The results of our Bayesian analysis show interesting outcomes. In most cases, we acted upon signal changes that were seen during the monitoring. The actions taken more frequently were a surgical pause, warm irrigation and increasing blood pressure. Because we valued the oncological outcome of the patients more than the functional outcome, in most cases, the resection was not stopped. Despite this, patients had better outcomes when action was taken to revert the signal changes. This was true even in cases where, despite taking action, the signal change was permanent, especially when using cortical modalities for monitoring. As for the differences in both modalities, it is important to note that in 20% of the cases monitored with transcranial modalities, postoperative deficits would have been seen without a signal change intraoperatively. This raises an issue regarding the sensitivity of transcranial modalities, and we suggest that cortical modalities are used when possible.
Limitations
The current feasibility study requires validation by external cohorts to enhance the robustness of its findings. Nonetheless, this study enables initial conclusions to be drawn regarding the asleep mapping of the optic radiation and the impact of single-wave analysis (N75 and/or P100). The visual function can be assessed in an awake craniotomy setting given the complexity of the visual assessment, which goes beyond VF determination. However, the included patients were either considered not safe for awake craniotomy from an anaesthetic perspective or decided not to proceed with awake surgery during informed consent when the pros and cons were explained. According to the team’s opinion, this is not unreasonable, as complex visual mapping is not frequently reported as an indication of awake craniotomy in the literature.

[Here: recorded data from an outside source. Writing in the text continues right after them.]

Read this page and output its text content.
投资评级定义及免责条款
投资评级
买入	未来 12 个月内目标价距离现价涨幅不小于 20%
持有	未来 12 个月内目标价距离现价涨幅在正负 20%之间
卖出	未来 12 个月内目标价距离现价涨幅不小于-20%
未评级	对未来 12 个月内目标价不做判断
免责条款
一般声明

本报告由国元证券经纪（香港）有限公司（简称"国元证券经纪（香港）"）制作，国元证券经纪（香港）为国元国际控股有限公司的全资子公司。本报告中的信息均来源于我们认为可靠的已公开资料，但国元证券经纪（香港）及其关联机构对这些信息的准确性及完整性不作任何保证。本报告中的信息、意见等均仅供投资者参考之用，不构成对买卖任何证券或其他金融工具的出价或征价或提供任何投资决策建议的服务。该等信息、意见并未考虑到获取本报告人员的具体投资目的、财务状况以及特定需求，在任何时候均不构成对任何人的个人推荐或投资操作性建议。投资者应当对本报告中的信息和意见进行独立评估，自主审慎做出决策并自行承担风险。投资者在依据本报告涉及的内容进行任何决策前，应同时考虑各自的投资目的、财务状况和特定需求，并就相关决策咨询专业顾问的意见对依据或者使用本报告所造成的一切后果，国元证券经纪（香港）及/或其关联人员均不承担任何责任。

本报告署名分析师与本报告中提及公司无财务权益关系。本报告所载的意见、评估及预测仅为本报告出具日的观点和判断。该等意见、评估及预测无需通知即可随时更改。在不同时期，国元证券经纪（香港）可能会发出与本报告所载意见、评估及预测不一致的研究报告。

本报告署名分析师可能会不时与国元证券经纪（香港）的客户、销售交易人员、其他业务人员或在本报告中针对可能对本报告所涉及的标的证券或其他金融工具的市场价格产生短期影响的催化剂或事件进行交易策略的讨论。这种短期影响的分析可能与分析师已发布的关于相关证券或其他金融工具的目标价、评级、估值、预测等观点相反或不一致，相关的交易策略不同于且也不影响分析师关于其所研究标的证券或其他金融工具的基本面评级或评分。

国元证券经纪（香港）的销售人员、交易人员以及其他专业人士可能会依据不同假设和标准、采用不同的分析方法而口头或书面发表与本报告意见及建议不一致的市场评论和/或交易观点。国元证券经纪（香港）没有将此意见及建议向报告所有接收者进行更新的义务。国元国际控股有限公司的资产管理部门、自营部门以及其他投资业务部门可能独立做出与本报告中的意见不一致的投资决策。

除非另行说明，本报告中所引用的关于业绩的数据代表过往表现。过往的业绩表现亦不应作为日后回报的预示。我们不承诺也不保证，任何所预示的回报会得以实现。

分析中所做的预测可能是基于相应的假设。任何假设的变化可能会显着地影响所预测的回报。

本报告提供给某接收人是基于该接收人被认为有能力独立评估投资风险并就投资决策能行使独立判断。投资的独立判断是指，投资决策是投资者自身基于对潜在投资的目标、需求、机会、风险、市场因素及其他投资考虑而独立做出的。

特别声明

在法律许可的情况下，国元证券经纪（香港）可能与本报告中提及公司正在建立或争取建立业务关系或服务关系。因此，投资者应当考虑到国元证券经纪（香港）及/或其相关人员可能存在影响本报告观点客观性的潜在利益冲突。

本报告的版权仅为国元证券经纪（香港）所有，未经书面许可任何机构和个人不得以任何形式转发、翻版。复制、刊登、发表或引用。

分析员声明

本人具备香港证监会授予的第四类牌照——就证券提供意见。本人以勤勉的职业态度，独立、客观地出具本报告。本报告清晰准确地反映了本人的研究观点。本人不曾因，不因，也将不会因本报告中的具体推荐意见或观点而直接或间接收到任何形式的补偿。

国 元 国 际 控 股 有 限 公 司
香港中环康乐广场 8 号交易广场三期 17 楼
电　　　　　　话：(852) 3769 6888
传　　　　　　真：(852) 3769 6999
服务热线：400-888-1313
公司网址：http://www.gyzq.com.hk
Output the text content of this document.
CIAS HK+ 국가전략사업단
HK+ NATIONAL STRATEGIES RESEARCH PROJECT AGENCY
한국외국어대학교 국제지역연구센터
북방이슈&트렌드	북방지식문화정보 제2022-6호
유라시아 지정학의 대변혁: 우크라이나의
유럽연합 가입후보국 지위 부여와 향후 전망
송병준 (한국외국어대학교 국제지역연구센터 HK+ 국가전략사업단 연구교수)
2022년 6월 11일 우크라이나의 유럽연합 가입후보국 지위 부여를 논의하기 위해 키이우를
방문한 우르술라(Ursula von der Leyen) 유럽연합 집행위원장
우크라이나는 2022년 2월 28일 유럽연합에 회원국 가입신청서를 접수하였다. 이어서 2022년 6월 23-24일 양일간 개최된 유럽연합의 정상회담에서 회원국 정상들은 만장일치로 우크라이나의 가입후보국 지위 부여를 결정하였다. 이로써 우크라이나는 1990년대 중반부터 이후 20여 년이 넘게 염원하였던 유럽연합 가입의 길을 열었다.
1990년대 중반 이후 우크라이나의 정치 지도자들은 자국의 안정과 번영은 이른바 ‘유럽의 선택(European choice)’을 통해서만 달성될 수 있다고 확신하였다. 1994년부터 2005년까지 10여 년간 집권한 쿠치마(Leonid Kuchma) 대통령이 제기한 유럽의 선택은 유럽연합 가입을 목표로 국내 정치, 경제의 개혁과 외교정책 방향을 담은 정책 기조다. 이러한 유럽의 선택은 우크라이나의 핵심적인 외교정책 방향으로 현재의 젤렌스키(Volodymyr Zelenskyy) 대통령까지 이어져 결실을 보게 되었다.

It is important to note that our intention was not to compare the effectiveness of intraoperative neuromonitoring in preserving VF but to understand the correlation between intraoperative VEP changes and visual outcomes to improve functional prognostication. Optic radiation tractography was utilised for surgical planning purposes in some cases, but further studies employing advanced tractography algorithms and intraoperative strategies to account for brain shift are needed to enhance the correlation between intraoperative neuromonitoring and tractography. Therefore, we might be able to establish combined risk stratification scores to preserve VF function.